[GIT PULL] Re: REGRESSION: Performance regressions from switchinganon_vma->lock to mutex

From: Ingo Molnar
Date: Wed Jun 15 2011 - 16:13:37 EST



* Linus Torvalds <torvalds@xxxxxxxxxxxxxxxxxxxx> wrote:

> On Wed, Jun 15, 2011 at 3:58 AM, Peter Zijlstra <peterz@xxxxxxxxxxxxx> wrote:
> >
> > The first thing that stood out when running it was:
> >
> > 31694 root      20   0 26660 1460 1212 S 17.5  0.0   0:01.97 exim
> >    7 root      -2  19     0    0    0 S 12.7  0.0   0:06.14 rcuc0
> ...
> >
> > Which is an impressive amount of RCU usage..
>
> Gaah. Can we just revert that crazy "use threads for RCU" thing already?

I have this fix queued up currently:

09223371deac: rcu: Use softirq to address performance regression

and that's ready for pulling and should fix this regression:

git://git.kernel.org/pub/scm/linux/kernel/git/tip/linux-2.6-tip.git core-urgent-for-linus

The revert itself looks quite hairy, i just attempted it: it affects
half a dozen other followup commits. We might be better off using the
(tested) commit above and then shutting down all kthread based
processing and always use a softirq ... or something like that.

if you think that's risky and we should do the revert then i'll
rebase the core/urgent branch and we'll do the revert.
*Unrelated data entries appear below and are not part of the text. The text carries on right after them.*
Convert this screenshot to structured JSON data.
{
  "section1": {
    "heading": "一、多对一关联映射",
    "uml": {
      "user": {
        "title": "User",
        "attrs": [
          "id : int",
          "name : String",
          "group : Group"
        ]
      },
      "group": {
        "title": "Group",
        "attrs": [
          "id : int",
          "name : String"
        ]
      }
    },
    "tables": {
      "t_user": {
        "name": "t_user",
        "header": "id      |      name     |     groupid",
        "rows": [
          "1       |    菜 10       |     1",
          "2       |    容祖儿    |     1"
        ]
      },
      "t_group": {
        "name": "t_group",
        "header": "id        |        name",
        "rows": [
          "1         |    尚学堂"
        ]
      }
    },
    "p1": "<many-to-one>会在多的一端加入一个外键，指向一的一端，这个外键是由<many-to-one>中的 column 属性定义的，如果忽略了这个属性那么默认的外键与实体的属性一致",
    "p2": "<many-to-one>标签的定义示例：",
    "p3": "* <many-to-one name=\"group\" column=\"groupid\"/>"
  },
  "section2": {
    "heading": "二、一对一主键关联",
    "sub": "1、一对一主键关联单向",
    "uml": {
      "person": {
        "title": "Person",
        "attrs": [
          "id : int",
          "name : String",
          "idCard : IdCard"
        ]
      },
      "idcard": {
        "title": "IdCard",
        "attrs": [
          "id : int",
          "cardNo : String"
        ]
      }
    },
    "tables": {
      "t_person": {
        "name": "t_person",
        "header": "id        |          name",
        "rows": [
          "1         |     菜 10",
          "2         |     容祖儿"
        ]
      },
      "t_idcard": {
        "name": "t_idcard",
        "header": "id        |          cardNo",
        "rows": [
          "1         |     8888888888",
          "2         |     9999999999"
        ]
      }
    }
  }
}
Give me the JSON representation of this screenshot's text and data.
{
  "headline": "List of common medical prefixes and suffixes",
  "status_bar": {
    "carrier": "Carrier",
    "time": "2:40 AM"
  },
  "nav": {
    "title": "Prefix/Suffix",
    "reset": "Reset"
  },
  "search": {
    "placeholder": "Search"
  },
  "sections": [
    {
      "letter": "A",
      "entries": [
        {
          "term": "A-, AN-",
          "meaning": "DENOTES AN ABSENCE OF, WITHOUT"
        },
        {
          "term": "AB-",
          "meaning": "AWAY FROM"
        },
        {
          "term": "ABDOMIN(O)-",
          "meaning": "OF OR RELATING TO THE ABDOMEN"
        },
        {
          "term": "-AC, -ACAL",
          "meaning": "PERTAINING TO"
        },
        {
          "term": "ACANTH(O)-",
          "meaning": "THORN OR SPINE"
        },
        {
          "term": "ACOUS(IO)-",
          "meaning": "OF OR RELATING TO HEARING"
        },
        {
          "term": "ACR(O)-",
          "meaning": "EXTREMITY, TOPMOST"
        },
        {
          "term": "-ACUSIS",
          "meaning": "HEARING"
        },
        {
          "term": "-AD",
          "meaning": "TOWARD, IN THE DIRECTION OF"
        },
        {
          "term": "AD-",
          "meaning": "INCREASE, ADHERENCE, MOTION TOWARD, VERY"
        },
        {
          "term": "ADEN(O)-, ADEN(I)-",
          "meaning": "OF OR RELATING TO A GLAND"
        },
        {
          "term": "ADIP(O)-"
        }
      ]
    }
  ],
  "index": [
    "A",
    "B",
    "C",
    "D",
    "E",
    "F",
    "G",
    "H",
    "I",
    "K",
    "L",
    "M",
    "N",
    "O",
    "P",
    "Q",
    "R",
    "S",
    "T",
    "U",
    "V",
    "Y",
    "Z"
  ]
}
Paul, Peter, what do you think?

Thanks,

Ingo

------------------>
Paul E. McKenney (1):
rcu: Simplify curing of load woes

Shaohua Li (1):
rcu: Use softirq to address performance regression


Documentation/filesystems/proc.txt | 1 +
include/linux/interrupt.h | 1 +
include/trace/events/irq.h | 3 +-
kernel/rcutree.c | 88 ++++++++++++++++-------------------
kernel/rcutree.h | 1 +
kernel/rcutree_plugin.h | 20 ++++----
kernel/softirq.c | 2 +-
tools/perf/util/trace-event-parse.c | 1 +
8 files changed, 57 insertions(+), 60 deletions(-)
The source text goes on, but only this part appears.